Selain itu, Bostrom juga mengangkat masalah chipping otak manusia untuk meningkatkan biointelligence kita. “Dalam banyak hal, prosedur seperti itu dapat berguna jika semua proses dikendalikan, tetapi apa yang terjadi jika chip yang ditanamkan dapat memprogram ulang dirinya sendiri? Apa konsekuensi yang dapat ditimbulkan - munculnya manusia super atau munculnya komputer yang hanya akan terlihat seperti manusia?" - profesor bertanya. Cara komputer memecahkan masalah manusia sangat berbeda dengan kita. Misalnya, dalam catur, otak manusia hanya mempertimbangkan serangkaian gerakan yang sempit, memilih opsi terbaik darinya. Pada gilirannya, komputer mempertimbangkan semua kemungkinan gerakan, memilih yang terbaik. Pada saat yang sama, komputer tidak berharap untuk mengecewakan atau mengejutkan lawannya dalam permainan. Tidak seperti manusia, bermain catur, komputer dapat melakukan gerakan licik dan halus hanya secara tidak sengaja.
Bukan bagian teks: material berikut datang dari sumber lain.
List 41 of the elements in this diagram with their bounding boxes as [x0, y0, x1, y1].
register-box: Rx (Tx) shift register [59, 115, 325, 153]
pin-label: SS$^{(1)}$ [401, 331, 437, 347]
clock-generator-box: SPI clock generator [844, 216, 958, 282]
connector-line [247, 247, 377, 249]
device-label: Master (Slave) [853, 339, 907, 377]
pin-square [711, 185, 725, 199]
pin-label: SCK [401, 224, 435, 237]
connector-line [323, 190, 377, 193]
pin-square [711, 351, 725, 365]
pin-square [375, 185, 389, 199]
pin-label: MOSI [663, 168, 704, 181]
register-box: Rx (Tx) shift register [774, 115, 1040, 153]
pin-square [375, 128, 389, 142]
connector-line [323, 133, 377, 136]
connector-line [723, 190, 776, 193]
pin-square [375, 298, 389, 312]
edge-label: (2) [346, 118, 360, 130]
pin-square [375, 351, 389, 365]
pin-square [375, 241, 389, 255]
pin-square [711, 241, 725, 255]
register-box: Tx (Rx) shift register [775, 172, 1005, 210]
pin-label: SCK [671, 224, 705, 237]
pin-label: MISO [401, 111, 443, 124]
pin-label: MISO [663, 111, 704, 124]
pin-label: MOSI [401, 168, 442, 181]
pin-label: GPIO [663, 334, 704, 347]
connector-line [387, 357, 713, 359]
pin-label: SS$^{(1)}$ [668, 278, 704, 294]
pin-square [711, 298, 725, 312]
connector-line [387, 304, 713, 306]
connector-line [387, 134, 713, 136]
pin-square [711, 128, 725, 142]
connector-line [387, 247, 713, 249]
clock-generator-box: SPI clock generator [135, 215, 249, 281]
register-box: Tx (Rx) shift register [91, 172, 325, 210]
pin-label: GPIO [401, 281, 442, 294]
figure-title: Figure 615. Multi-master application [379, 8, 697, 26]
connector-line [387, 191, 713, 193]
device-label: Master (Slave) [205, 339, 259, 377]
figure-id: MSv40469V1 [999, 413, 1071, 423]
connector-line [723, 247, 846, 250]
Kecerdasan buatan dapat menghitung dengan cara terbaik - untuk menghilangkan kesalahan dari sistem apa pun dengan menghapus "faktor manusia" dari sana, tetapi, tidak seperti manusia, robot tidak siap untuk melakukan tindakan yang akan menyelamatkan nyawa orang.

Antara lain, peningkatan jumlah mesin pintar merupakan tahap revolusi industri baru. Pada gilirannya, ini berarti bahwa dalam waktu dekat, umat manusia akan menghadapi perubahan sosial yang tak terhindarkan. Seiring waktu, pekerjaan akan menjadi banyak spesialis berkualifikasi tinggi, karena hampir semua tugas sederhana dapat dilakukan oleh robot dan mekanisme lainnya. Para ilmuwan percaya bahwa kecerdasan buatan "membutuhkan mata dan mata" agar planet kita tidak berubah menjadi planet kartun "Zhelezyaka", yang dihuni oleh robot.

Dalam hal semakin banyak otomatisasi proses produksi, masa depan telah tiba. Forum Ekonomi Dunia (WEF) mempresentasikan laporannya, yang menurutnya otomatisasi akan mengarah pada fakta bahwa pada tahun 2020 lebih dari 5 juta orang yang bekerja di berbagai bidang akan kehilangan pekerjaan. Ini adalah dampak dari robot dan sistem robot pada kehidupan kita. Untuk menyusun laporan, karyawan WEF menggunakan data 13,5 juta karyawan dari seluruh dunia. Menurut mereka, pada tahun 2020, total kebutuhan untuk lebih dari 7 juta pekerjaan akan hilang, sementara pertumbuhan lapangan kerja yang diharapkan di industri lain akan berjumlah lebih dari 2 juta pekerjaan.